Misurare l’addome al paziente in ambulatorio è più semplice che spogliarlo e pesarlo (tabella 3) e quindi è più semplice evidenziare un momento di riflessione e iniziare metodiche di counselling volto a modificare comportamento e stili di vita e/o l’instaurazione di una vera e propria terapia medica. Le recenti acquisizioni (sul reale valore delle quali non si entra nel merito) relative alla prescrizione farmacologica delle statine secondo la nota 13, ma anche le linee guida sull’ipertensione arteriosa, stanno abituando il medico a ragionare secondo algoritmi matematici, derivati da osservazioni seriate su grandi numeri di pazienti. Il posizionamento di un paziente in uno score di rischio sta diventando comune pratica clinica e riflette sicuramente l’attuale tendenza generalizzata a quantificare, a misurare, ad assegnare un valore numerale, confrontabile e processabile molti aspetti della vita biologica (ma anche sociale) delle persone. Questa tendenza può essere passivamente subita, e trasformare la relazione medico-paziente in un rapporto contabile, alla stregua di un estratto conto bancario, oppure governata e usata come strumento per migliorare il rapporto stesso.

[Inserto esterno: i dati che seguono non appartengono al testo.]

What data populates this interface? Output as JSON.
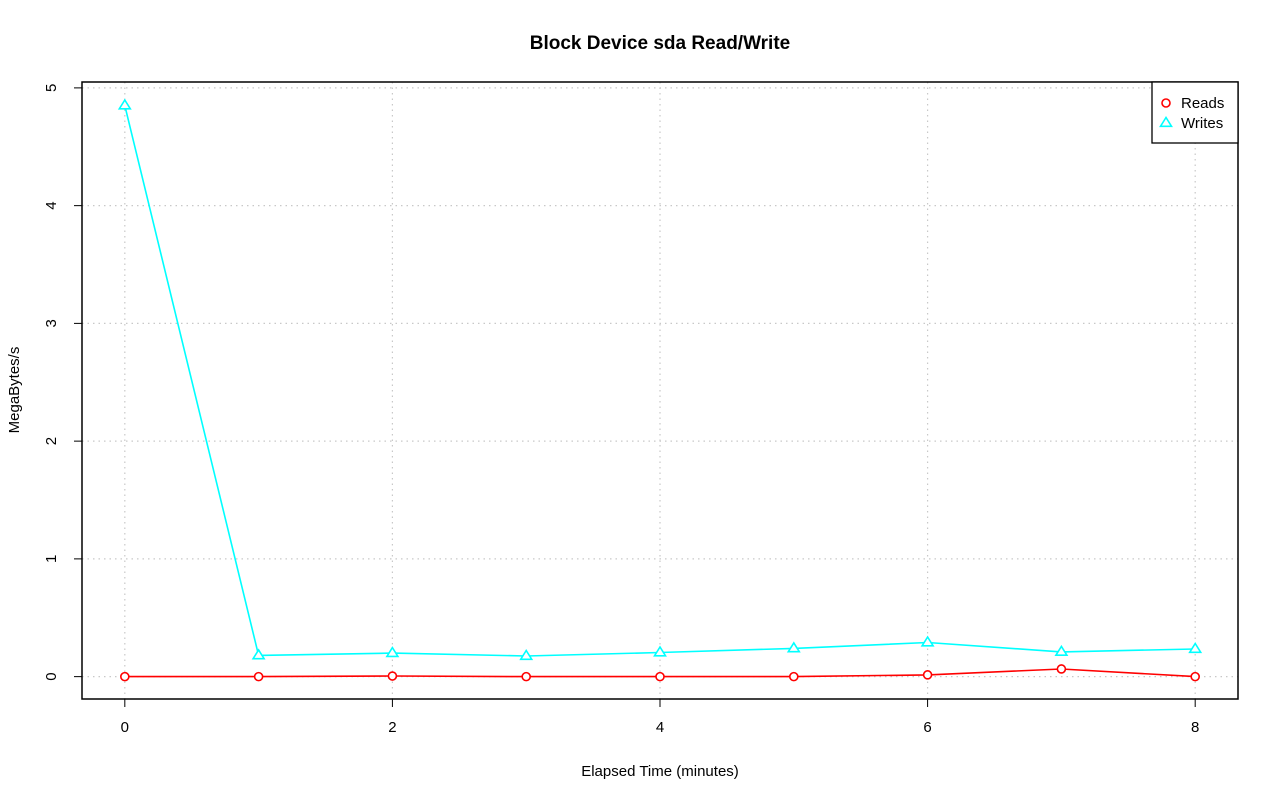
{
  "chart_data": {
    "type": "line",
    "title": "Block Device sda Read/Write",
    "xlabel": "Elapsed Time (minutes)",
    "ylabel": "MegaBytes/s",
    "xlim": [
      -0.32,
      8.32
    ],
    "ylim": [
      -0.19,
      5.05
    ],
    "xticks": [
      0,
      2,
      4,
      6,
      8
    ],
    "yticks": [
      0,
      1,
      2,
      3,
      4,
      5
    ],
    "grid": true,
    "legend_position": "top-right",
    "x": [
      0,
      1,
      2,
      3,
      4,
      5,
      6,
      7,
      8
    ],
    "series": [
      {
        "name": "Reads",
        "color": "#ff0000",
        "marker": "circle",
        "values": [
          0.0,
          0.0,
          0.005,
          0.0,
          0.0,
          0.0,
          0.015,
          0.065,
          0.0
        ]
      },
      {
        "name": "Writes",
        "color": "#00ffff",
        "marker": "triangle",
        "values": [
          4.85,
          0.18,
          0.2,
          0.175,
          0.205,
          0.24,
          0.29,
          0.21,
          0.235
        ]
      }
    ]
  }
}
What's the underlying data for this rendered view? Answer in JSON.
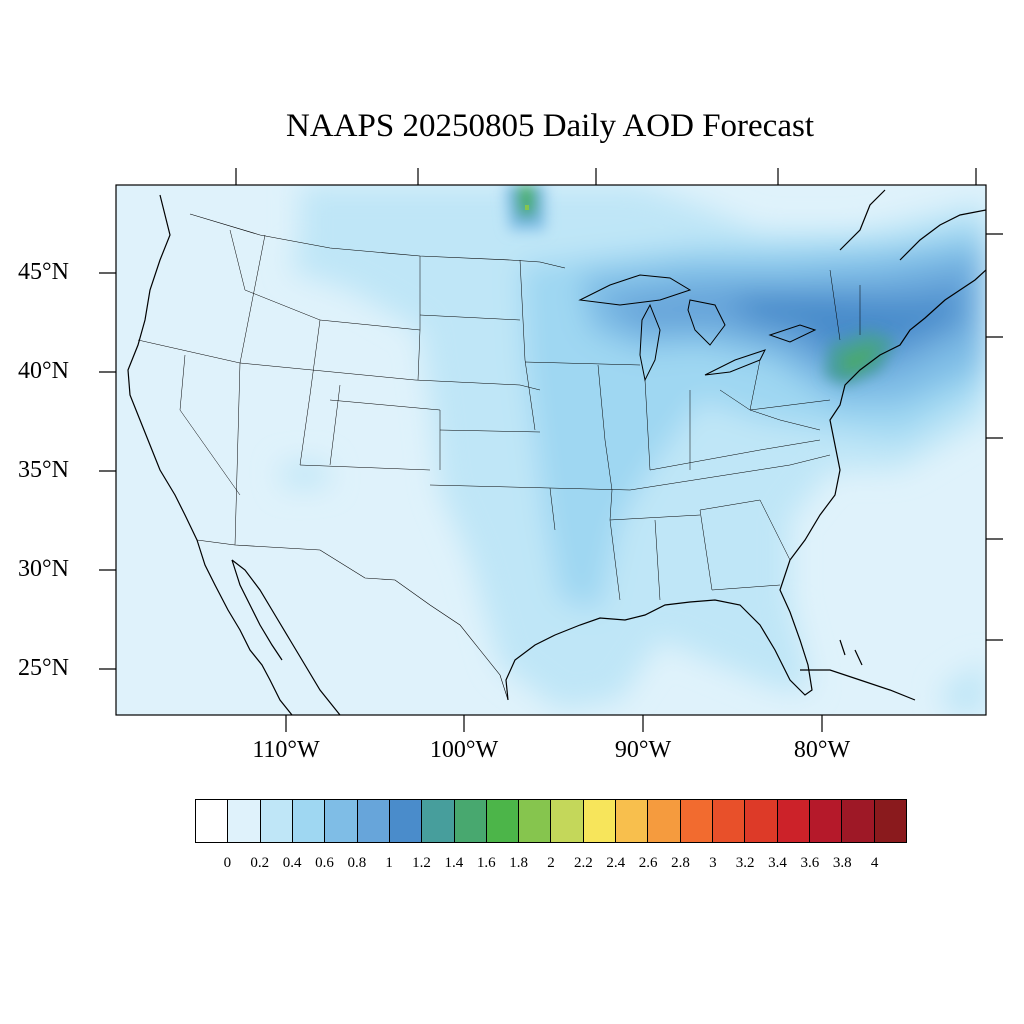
{
  "title": "NAAPS 20250805 Daily AOD Forecast",
  "map": {
    "region": "Continental United States",
    "lat_labels": [
      "45°N",
      "40°N",
      "35°N",
      "30°N",
      "25°N"
    ],
    "lon_labels": [
      "110°W",
      "100°W",
      "90°W",
      "80°W"
    ],
    "lon_range": [
      -119,
      -71
    ],
    "lat_range": [
      22.5,
      49.2
    ],
    "features": [
      {
        "name": "smoke plume",
        "region": "Northeast US / Great Lakes",
        "aod_range": [
          0.8,
          1.6
        ]
      },
      {
        "name": "smoke core",
        "region": "New Jersey / New York",
        "aod_range": [
          1.2,
          1.6
        ]
      },
      {
        "name": "smoke patch",
        "region": "Southern Manitoba",
        "aod_range": [
          1.2,
          1.8
        ]
      }
    ]
  },
  "colorbar": {
    "colors": [
      "#ffffff",
      "#dff2fb",
      "#bfe6f7",
      "#9fd7f2",
      "#7fbde6",
      "#67a5da",
      "#4a8ccb",
      "#479e9c",
      "#48a86f",
      "#4cb549",
      "#86c54e",
      "#c4d75a",
      "#f7e55b",
      "#f8bf4d",
      "#f59b3e",
      "#f26b2f",
      "#e8502a",
      "#dd3a28",
      "#cc2229",
      "#b5192a",
      "#9e1826",
      "#8a1a1d"
    ],
    "labels": [
      "0",
      "0.2",
      "0.4",
      "0.6",
      "0.8",
      "1",
      "1.2",
      "1.4",
      "1.6",
      "1.8",
      "2",
      "2.2",
      "2.4",
      "2.6",
      "2.8",
      "3",
      "3.2",
      "3.4",
      "3.6",
      "3.8",
      "4"
    ]
  }
}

La sindrome metabolica, quindi, ancorché non certamente definita, è una grande sfida culturale per la medicina di famiglia, anzi la nostra disciplina è potenzialmente quella dotata di maggior capacità descrittiva e di raccolta di dati: non deve sfuggire che la piena padronanza delle cifre può trasformare il medico da scienziato tecnocrate ad umanista olistico, e quindi contribuire a ridare la dignità che, anche per colpa nostra, stiamo perdendo per strada.